Before Huey Long remade LSU into the campus you see today—before the Italian Renaissance colonnades, before Mike the Tiger, before the stadium that holds 100,000—there was this tower. Erected in 1923 and dedicated in 1926, the 175-foot campanile stands for Louisiana's 1,447 World War I dead, their names inscribed on bronze plaques inside the rotunda. It is the one structure on campus that exists independent of Long's ambitions, a memorial that predates the expansion that followed. The Westminster Chimes mark every quarter-hour until 10 p.m. At noon, the bells play the university's alma mater. The sound carries across the quad. On Valentine's Day, the chimes ring after 10 p.m.—the only night of the year—when campus tradition brings couples to the plaza. The tradition holds that to become an official LSU student, one must be kissed under the tower when the chimes ring at midnight. The plaza hosts the university's annual Christmas Tree Lighting Ceremony. Each spring, Student Government holds the formal installation for its new president and vice president here. Inside, the rotunda holds the names. The tower also houses a military museum.

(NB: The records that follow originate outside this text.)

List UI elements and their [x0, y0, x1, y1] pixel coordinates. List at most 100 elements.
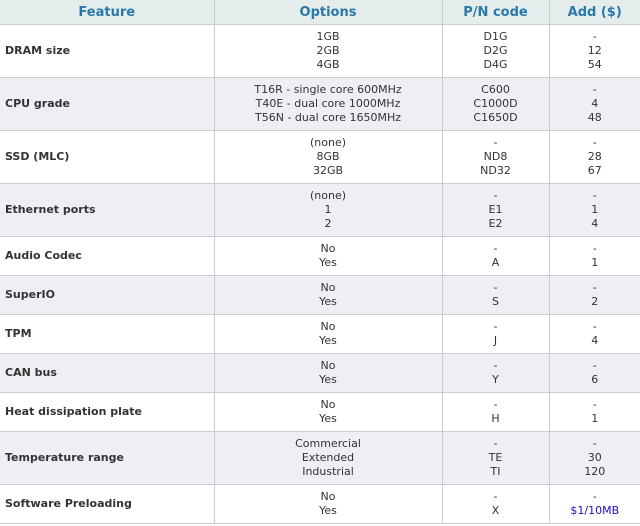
add-price-cell: -30 120 — [548, 431, 640, 485]
feature-cell: SSD (MLC) — [0, 130, 215, 184]
add-price-value: - — [592, 83, 597, 96]
pn-code-cell: - E1 E2 — [441, 183, 550, 237]
add-price-cell: -28 67 — [548, 130, 640, 184]
add-price-value: - — [592, 437, 597, 450]
options-value: 2 — [324, 217, 332, 230]
price-link[interactable]: $1/10MB — [550, 504, 640, 518]
add-price-value: 1 — [591, 256, 599, 269]
add-price-value: 1 — [591, 412, 599, 425]
feature-cell: SuperIO — [0, 275, 215, 315]
add-price-value: 67 — [587, 164, 602, 177]
add-price-value: - — [592, 30, 597, 43]
add-price-value: 1 — [591, 203, 599, 216]
pn-code-value: - — [493, 242, 498, 255]
table-row: DRAM size 1GB 2GB 4GB D1G D2G D4G -12 54 — [0, 24, 640, 78]
pn-code-value: D1G — [483, 30, 508, 43]
feature-cell: DRAM size — [0, 24, 215, 78]
add-price-value: 30 — [587, 451, 602, 464]
header-feature: Feature — [0, 0, 215, 25]
add-price-value: 48 — [587, 111, 602, 124]
pn-code-value: Y — [492, 373, 499, 386]
options-value: (none) — [309, 136, 347, 149]
options-value: Extended — [301, 451, 355, 464]
pn-code-value: - — [493, 437, 498, 450]
add-price-value: 12 — [587, 44, 602, 57]
pn-code-cell: -X — [441, 484, 550, 524]
options-value: Yes — [319, 504, 337, 517]
options-cell: 1GB 2GB 4GB — [213, 24, 443, 78]
table-row: CPU grade T16R - single core 600MHz T40E -… — [0, 77, 640, 131]
pn-code-cell: -H — [441, 392, 550, 432]
pn-code-value: - — [493, 189, 498, 202]
table-row: SSD (MLC) (none) 8GB 32GB - ND8 ND32-28 67 — [0, 130, 640, 184]
pn-code-cell: C600 C1000D C1650D — [441, 77, 550, 131]
options-value: No — [320, 281, 336, 294]
options-value: (none) — [309, 189, 347, 202]
pn-code-value: D2G — [483, 44, 508, 57]
options-value: No — [320, 398, 336, 411]
add-price-value: 4 — [591, 97, 599, 110]
add-price-cell: -6 — [548, 353, 640, 393]
add-price-value: - — [592, 320, 597, 333]
pn-code-value: A — [491, 256, 500, 269]
pn-code-value: C1650D — [473, 111, 518, 124]
options-cell: No Yes — [213, 392, 443, 432]
feature-cell: CAN bus — [0, 353, 215, 393]
options-value: T40E - dual core 1000MHz — [255, 97, 401, 110]
pn-code-cell: -A — [441, 236, 550, 276]
pn-code-value: - — [493, 490, 498, 503]
add-price-value: - — [592, 242, 597, 255]
add-price-value: - — [592, 490, 597, 503]
add-price-value: 4 — [591, 217, 599, 230]
pn-code-value: - — [493, 136, 498, 149]
options-value: No — [320, 359, 336, 372]
pn-code-cell: - TE TI — [441, 431, 550, 485]
add-price-cell: -14 — [548, 183, 640, 237]
options-value: Yes — [319, 334, 337, 347]
options-cell: (none) 8GB 32GB — [213, 130, 443, 184]
add-price-cell: -1 — [548, 236, 640, 276]
table-row: TPM No Yes - J -4 — [0, 314, 640, 354]
feature-cell: Heat dissipation plate — [0, 392, 215, 432]
header-pn-code: P/N code — [441, 0, 550, 25]
options-value: Yes — [319, 373, 337, 386]
pn-code-cell: -S — [441, 275, 550, 315]
options-value: Industrial — [302, 465, 354, 478]
options-value: T56N - dual core 1650MHz — [254, 111, 401, 124]
pn-code-value: - — [493, 281, 498, 294]
add-price-value: - — [592, 281, 597, 294]
pn-code-cell: -J — [441, 314, 550, 354]
add-price-value: 120 — [584, 465, 606, 478]
feature-cell: TPM — [0, 314, 215, 354]
header-row: Feature Options P/N code Add ($) — [0, 0, 640, 25]
options-cell: No Yes — [213, 484, 443, 524]
feature-cell: Audio Codec — [0, 236, 215, 276]
options-value: Yes — [319, 295, 337, 308]
add-price-value: 6 — [591, 373, 599, 386]
options-cell: (none) 1 2 — [213, 183, 443, 237]
options-value: 4GB — [316, 58, 340, 71]
add-price-cell: -4 — [548, 314, 640, 354]
pn-code-value: - — [493, 359, 498, 372]
pn-code-cell: -Y — [441, 353, 550, 393]
options-value: Yes — [319, 256, 337, 269]
add-price-cell: - $1/10MB — [548, 484, 640, 524]
pn-code-value: E2 — [488, 217, 503, 230]
table-row: Software Preloading No Yes - X - $1/10MB — [0, 484, 640, 524]
feature-cell: CPU grade — [0, 77, 215, 131]
options-cell: No Yes — [213, 236, 443, 276]
pn-code-value: H — [491, 412, 500, 425]
add-price-value: - — [592, 359, 597, 372]
options-value: 32GB — [312, 164, 344, 177]
pn-code-value: S — [492, 295, 499, 308]
options-value: Commercial — [295, 437, 361, 450]
options-value: 2GB — [316, 44, 340, 57]
options-value: 1 — [324, 203, 332, 216]
pn-code-value: E1 — [488, 203, 503, 216]
pn-code-value: TI — [490, 465, 501, 478]
add-price-value: 2 — [591, 295, 599, 308]
add-price-cell: -12 54 — [548, 24, 640, 78]
pn-code-cell: D1G D2G D4G — [441, 24, 550, 78]
feature-cell: Temperature range — [0, 431, 215, 485]
feature-cell: Ethernet ports — [0, 183, 215, 237]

Visible from Highland Road, it remains the visual anchor of the campus—not the largest structure, not the loudest, but the first thing that was here to remember what was lost.
- ·175-foot campanile built in 1926 as a memorial to Louisiana's 1,447 World War I dead.
- ·All names are inscribed inside the tower.
- ·The visual anchor of the LSU campus, visible from Highland Road.
- ·Bells ring on the hour; audible across the quad.
- ·Predates Huey Long's expansion — the one structure on campus that exists independent of his ambitions.